相反,跟他比起來,自己倒像是個欲望滿身的人。
“你若是深究,連生命都是個沒有意義的事情,更何況修復書畫,在我眼里和你在一起干的事情,都是有意義的。”黑色的眼瞳恰如黑夜,而那閃動的笑容如同點綴在黑夜中的星辰。
緩緩放開傅子佩的手,轉身繼續往墻壁上貼白紙。
“又撩我!”傅子佩的手依然垂在空中,掌心還殘留著游寒的溫暖。
“貼好了。”在傅子佩走神的功夫,游寒已經貼好了整面墻。“下一步該干什么。”
“讓江山圖上墻。”
“這種名畫也用漿糊貼嗎?”游寒的語氣有些詫異。“摘下來會不會壞?”
“不是用漿糊讓他上墻,你幫我把畫翻面。”傅子佩搖了搖頭,擼起袖子。
畫卷緩緩打開,騰飛而起,在空中旋轉一百八十度,再度回歸桌面。
傅子佩轉身拿起水盆和鋼絲球。
“這不是我用來刷碗的鋼絲球嗎?”游寒的眼中含著驚恐。

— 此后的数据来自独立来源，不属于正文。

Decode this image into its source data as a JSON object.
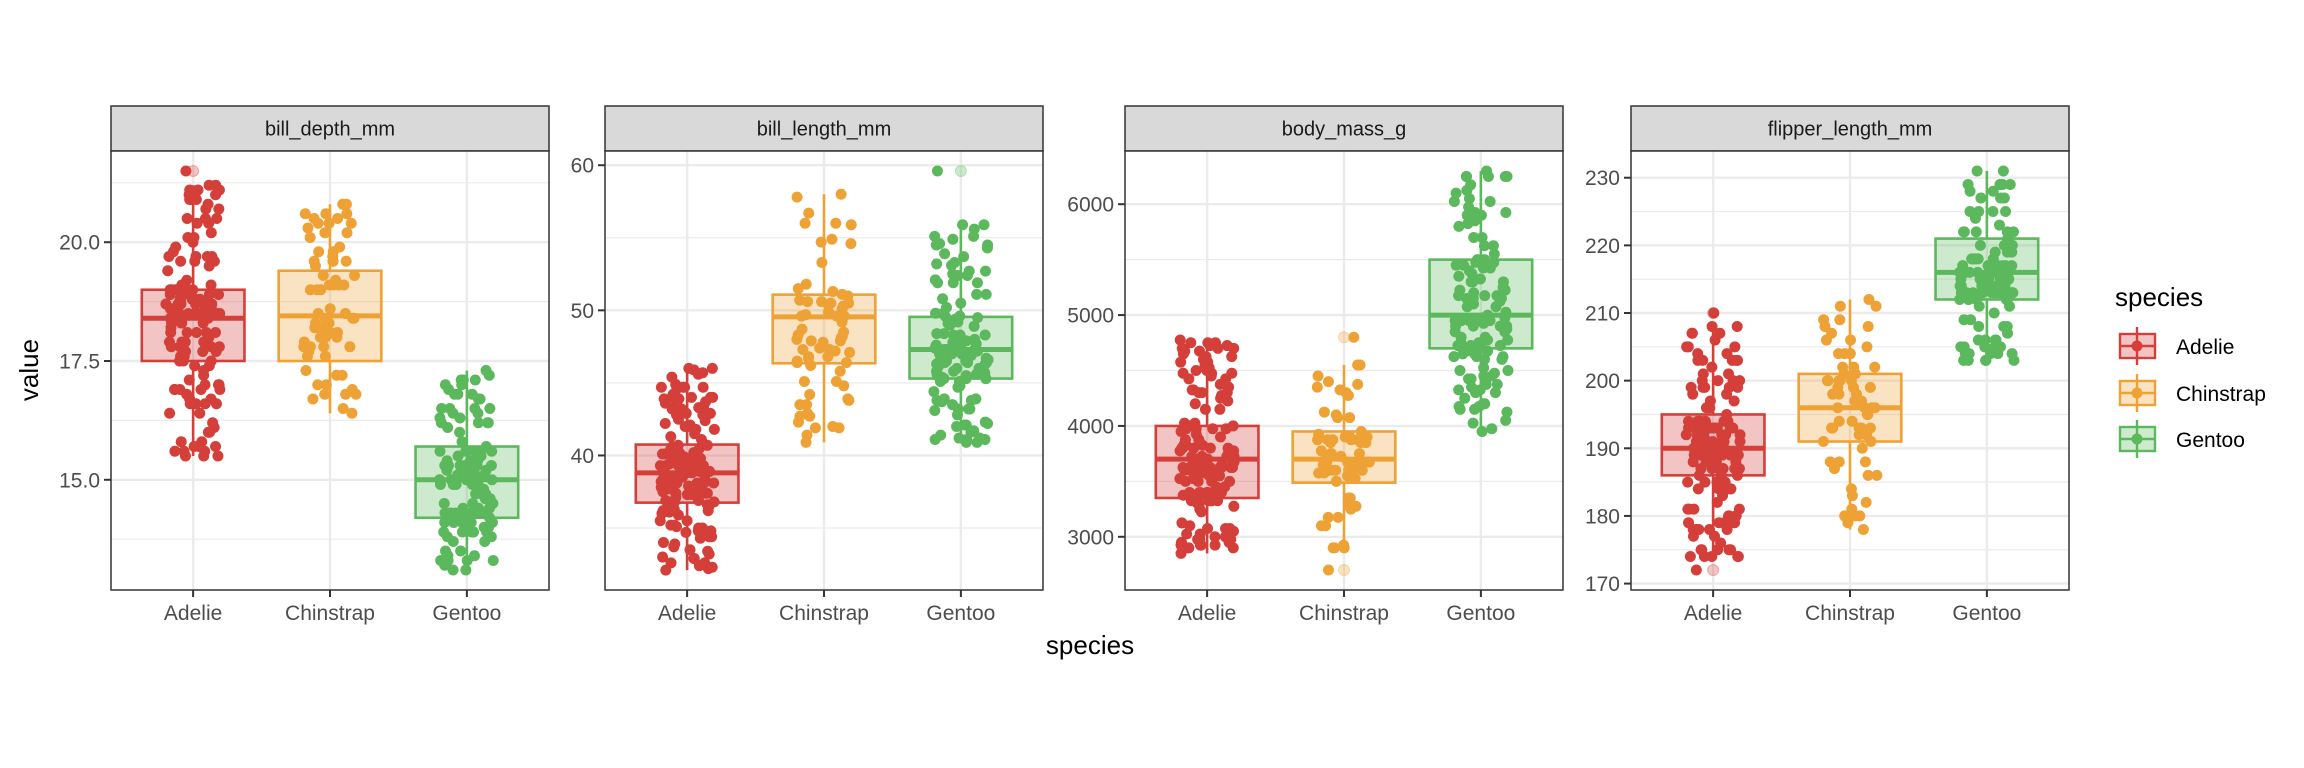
{
  "chart_data": {
    "type": "boxplot",
    "subtype": "faceted boxplot with jittered points",
    "xlabel": "species",
    "ylabel": "value",
    "categories": [
      "Adelie",
      "Chinstrap",
      "Gentoo"
    ],
    "colors": {
      "Adelie": "#D43F3A",
      "Chinstrap": "#EEA236",
      "Gentoo": "#5CB85C"
    },
    "n": {
      "Adelie": 151,
      "Chinstrap": 68,
      "Gentoo": 123
    },
    "legend": {
      "title": "species",
      "position": "right",
      "entries": [
        "Adelie",
        "Chinstrap",
        "Gentoo"
      ]
    },
    "grid": true,
    "scales": "free_y",
    "facets": [
      {
        "title": "bill_depth_mm",
        "ylim": [
          12.68,
          21.92
        ],
        "yticks": [
          15.0,
          17.5,
          20.0
        ],
        "ytick_labels": [
          "15.0",
          "17.5",
          "20.0"
        ],
        "minor_breaks": [
          13.75,
          16.25,
          18.75,
          21.25
        ],
        "precision": 0.1,
        "boxes": [
          {
            "species": "Adelie",
            "min": 15.5,
            "q1": 17.5,
            "median": 18.4,
            "q3": 19.0,
            "max": 21.2,
            "outliers": [
              21.5
            ]
          },
          {
            "species": "Chinstrap",
            "min": 16.4,
            "q1": 17.5,
            "median": 18.45,
            "q3": 19.4,
            "max": 20.8,
            "outliers": []
          },
          {
            "species": "Gentoo",
            "min": 13.1,
            "q1": 14.2,
            "median": 15.0,
            "q3": 15.7,
            "max": 17.3,
            "outliers": []
          }
        ]
      },
      {
        "title": "bill_length_mm",
        "ylim": [
          30.73,
          60.98
        ],
        "yticks": [
          40,
          50,
          60
        ],
        "ytick_labels": [
          "40",
          "50",
          "60"
        ],
        "minor_breaks": [
          35,
          45,
          55
        ],
        "precision": 0.1,
        "boxes": [
          {
            "species": "Adelie",
            "min": 32.1,
            "q1": 36.75,
            "median": 38.8,
            "q3": 40.75,
            "max": 46.0,
            "outliers": []
          },
          {
            "species": "Chinstrap",
            "min": 40.9,
            "q1": 46.35,
            "median": 49.55,
            "q3": 51.08,
            "max": 58.0,
            "outliers": []
          },
          {
            "species": "Gentoo",
            "min": 40.9,
            "q1": 45.3,
            "median": 47.3,
            "q3": 49.55,
            "max": 55.9,
            "outliers": [
              59.6
            ]
          }
        ]
      },
      {
        "title": "body_mass_g",
        "ylim": [
          2520,
          6480
        ],
        "yticks": [
          3000,
          4000,
          5000,
          6000
        ],
        "ytick_labels": [
          "3000",
          "4000",
          "5000",
          "6000"
        ],
        "minor_breaks": [
          3500,
          4500,
          5500
        ],
        "precision": 25,
        "boxes": [
          {
            "species": "Adelie",
            "min": 2850,
            "q1": 3350,
            "median": 3700,
            "q3": 4000,
            "max": 4775,
            "outliers": []
          },
          {
            "species": "Chinstrap",
            "min": 2900,
            "q1": 3488,
            "median": 3700,
            "q3": 3950,
            "max": 4550,
            "outliers": [
              2700,
              4800
            ]
          },
          {
            "species": "Gentoo",
            "min": 3950,
            "q1": 4700,
            "median": 5000,
            "q3": 5500,
            "max": 6300,
            "outliers": []
          }
        ]
      },
      {
        "title": "flipper_length_mm",
        "ylim": [
          169.05,
          233.95
        ],
        "yticks": [
          170,
          180,
          190,
          200,
          210,
          220,
          230
        ],
        "ytick_labels": [
          "170",
          "180",
          "190",
          "200",
          "210",
          "220",
          "230"
        ],
        "minor_breaks": [
          175,
          185,
          195,
          205,
          215,
          225
        ],
        "precision": 1,
        "boxes": [
          {
            "species": "Adelie",
            "min": 174,
            "q1": 186,
            "median": 190,
            "q3": 195,
            "max": 208,
            "outliers": [
              172,
              210
            ]
          },
          {
            "species": "Chinstrap",
            "min": 178,
            "q1": 191,
            "median": 196,
            "q3": 201,
            "max": 212,
            "outliers": []
          },
          {
            "species": "Gentoo",
            "min": 203,
            "q1": 212,
            "median": 216,
            "q3": 221,
            "max": 231,
            "outliers": []
          }
        ]
      }
    ]
  }
}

“你不會想用這個刮畫吧。”
“怎么可能,一刮畫就壞掉了。”
傅子佩將鋼絲球沾滿水,灑在畫的身上。
“你這是干什么!”瘋和尚立馬從沙發上爬了起來。“你知道你手上拿的是什么嗎?”
“水啊。”傅子佩聳肩。
“那你知道你拿這個水,要往什么上面撒嗎?”
“廢話,當然是千里江山圖咯。”傅子佩掃水的動作絲毫不停歇。
“你腦子還沒有壞掉啊,畫怎么能碰水呢。”
“我又沒有在正面撒水,反面沒關系的。”傅子佩將水均勻的撒在畫上。
“反面也不行!”瘋和尚抬手想要阻止傅子佩。
游寒伸手攔住瘋和尚的動作。
“真的沒關系。”
“你慣著她,我可不慣著她!”瘋和尚想要掙脫開游寒的手臂。
“為什么你會覺得紙不能碰水,紙的行成過程,本來就需要水。”游寒放開了老和尚,大步走上前,幫著傅子佩將紙貼上墻上。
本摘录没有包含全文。